Of course, two issues later, the character would be back.

For Desire:

...the art to me suggested art nouveau. But I had to do something I could letter consistently without too much difficulty. Real art nouveau lettering is not designed to be hand lettered, so I had to come up with some kind of a compromise that would work.

For Destiny & Destruction:

Some of the other lettering styles for the Endless included Destiny's, whose speech was rendered in italics, and Destruction's heavy lettering, with heavy black border.

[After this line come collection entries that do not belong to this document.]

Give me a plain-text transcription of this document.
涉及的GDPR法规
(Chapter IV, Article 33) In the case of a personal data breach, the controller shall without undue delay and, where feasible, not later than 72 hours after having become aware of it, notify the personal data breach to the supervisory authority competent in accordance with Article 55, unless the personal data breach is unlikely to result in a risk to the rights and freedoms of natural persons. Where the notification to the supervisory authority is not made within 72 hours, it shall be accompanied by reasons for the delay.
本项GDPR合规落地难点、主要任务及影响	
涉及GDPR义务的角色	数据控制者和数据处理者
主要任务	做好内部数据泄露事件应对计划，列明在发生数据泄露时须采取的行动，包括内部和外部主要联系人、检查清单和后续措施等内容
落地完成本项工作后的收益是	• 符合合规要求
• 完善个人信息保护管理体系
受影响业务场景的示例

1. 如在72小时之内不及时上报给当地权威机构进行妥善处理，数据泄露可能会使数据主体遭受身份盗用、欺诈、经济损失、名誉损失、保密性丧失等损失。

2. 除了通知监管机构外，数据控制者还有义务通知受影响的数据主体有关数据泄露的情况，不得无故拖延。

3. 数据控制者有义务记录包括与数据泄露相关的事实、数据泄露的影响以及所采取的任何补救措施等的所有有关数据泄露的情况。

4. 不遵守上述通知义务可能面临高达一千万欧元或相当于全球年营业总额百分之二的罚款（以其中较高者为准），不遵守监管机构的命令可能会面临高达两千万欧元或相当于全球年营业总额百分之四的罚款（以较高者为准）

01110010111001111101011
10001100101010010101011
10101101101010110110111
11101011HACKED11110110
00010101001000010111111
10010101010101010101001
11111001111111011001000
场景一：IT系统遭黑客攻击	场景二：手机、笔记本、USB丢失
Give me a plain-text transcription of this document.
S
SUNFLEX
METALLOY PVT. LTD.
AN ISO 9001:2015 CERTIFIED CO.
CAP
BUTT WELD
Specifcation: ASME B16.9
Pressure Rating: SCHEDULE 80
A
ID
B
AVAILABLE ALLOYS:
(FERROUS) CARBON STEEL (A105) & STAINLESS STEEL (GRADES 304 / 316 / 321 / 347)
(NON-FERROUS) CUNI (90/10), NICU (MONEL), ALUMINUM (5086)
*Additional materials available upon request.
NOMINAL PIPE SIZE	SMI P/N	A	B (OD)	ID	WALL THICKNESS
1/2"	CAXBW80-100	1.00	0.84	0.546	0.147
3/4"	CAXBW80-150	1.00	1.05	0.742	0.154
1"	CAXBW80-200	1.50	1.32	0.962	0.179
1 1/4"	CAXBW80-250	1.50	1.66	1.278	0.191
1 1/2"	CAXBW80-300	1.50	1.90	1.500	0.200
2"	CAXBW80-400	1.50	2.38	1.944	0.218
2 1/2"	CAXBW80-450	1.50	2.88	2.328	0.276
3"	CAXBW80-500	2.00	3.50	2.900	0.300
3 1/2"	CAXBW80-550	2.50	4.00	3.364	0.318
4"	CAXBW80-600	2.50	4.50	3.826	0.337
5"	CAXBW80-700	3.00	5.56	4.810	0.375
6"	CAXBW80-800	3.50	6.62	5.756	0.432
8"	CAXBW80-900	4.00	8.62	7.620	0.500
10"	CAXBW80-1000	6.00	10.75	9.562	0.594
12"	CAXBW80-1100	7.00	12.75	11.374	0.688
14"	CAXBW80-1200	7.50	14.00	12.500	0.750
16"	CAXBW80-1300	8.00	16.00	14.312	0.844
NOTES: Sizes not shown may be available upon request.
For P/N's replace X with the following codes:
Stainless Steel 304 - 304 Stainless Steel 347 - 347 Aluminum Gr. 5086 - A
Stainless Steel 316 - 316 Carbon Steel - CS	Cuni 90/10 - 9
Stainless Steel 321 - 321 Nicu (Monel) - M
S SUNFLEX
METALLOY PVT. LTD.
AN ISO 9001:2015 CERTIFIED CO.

That was just meant to give the impression that he spoke loudly, and to differentiate him from the others a little bit.

For Delight:

...[It] was something Neil suggested. He wanted it to be not as full-blown in its effect. So I tried to come up with something that was half-way between normal lettering and the full-blown Delirium style for Delight.

For Mathew the Raven:

That's what I was going for—you drop a bunch of pick-up sticks on the ground and it spells some letters. That's the effect I was going for. And Mathew's a raven, who has kind of a rough, scratchy voice, so that was part of it. Also, I just felt it gave it an untidy look that matched his character, an untidy approach to life, I think.

For the dog Barnabus:

...his upper and lower-case style, I just thought, fit his personality for some reason. It's kind of a rounded, maybe slightly childish style that I thought worked for him. He has a typical dog character that suggested that to me.

With Issue #18,

...he wanted to come up with a concept where we wouldn't have the [cats] actually speaking. So we came up with a combination of a thought balloon and a speech balloon, so it would have some aspects of both. We used that in a few other places as well.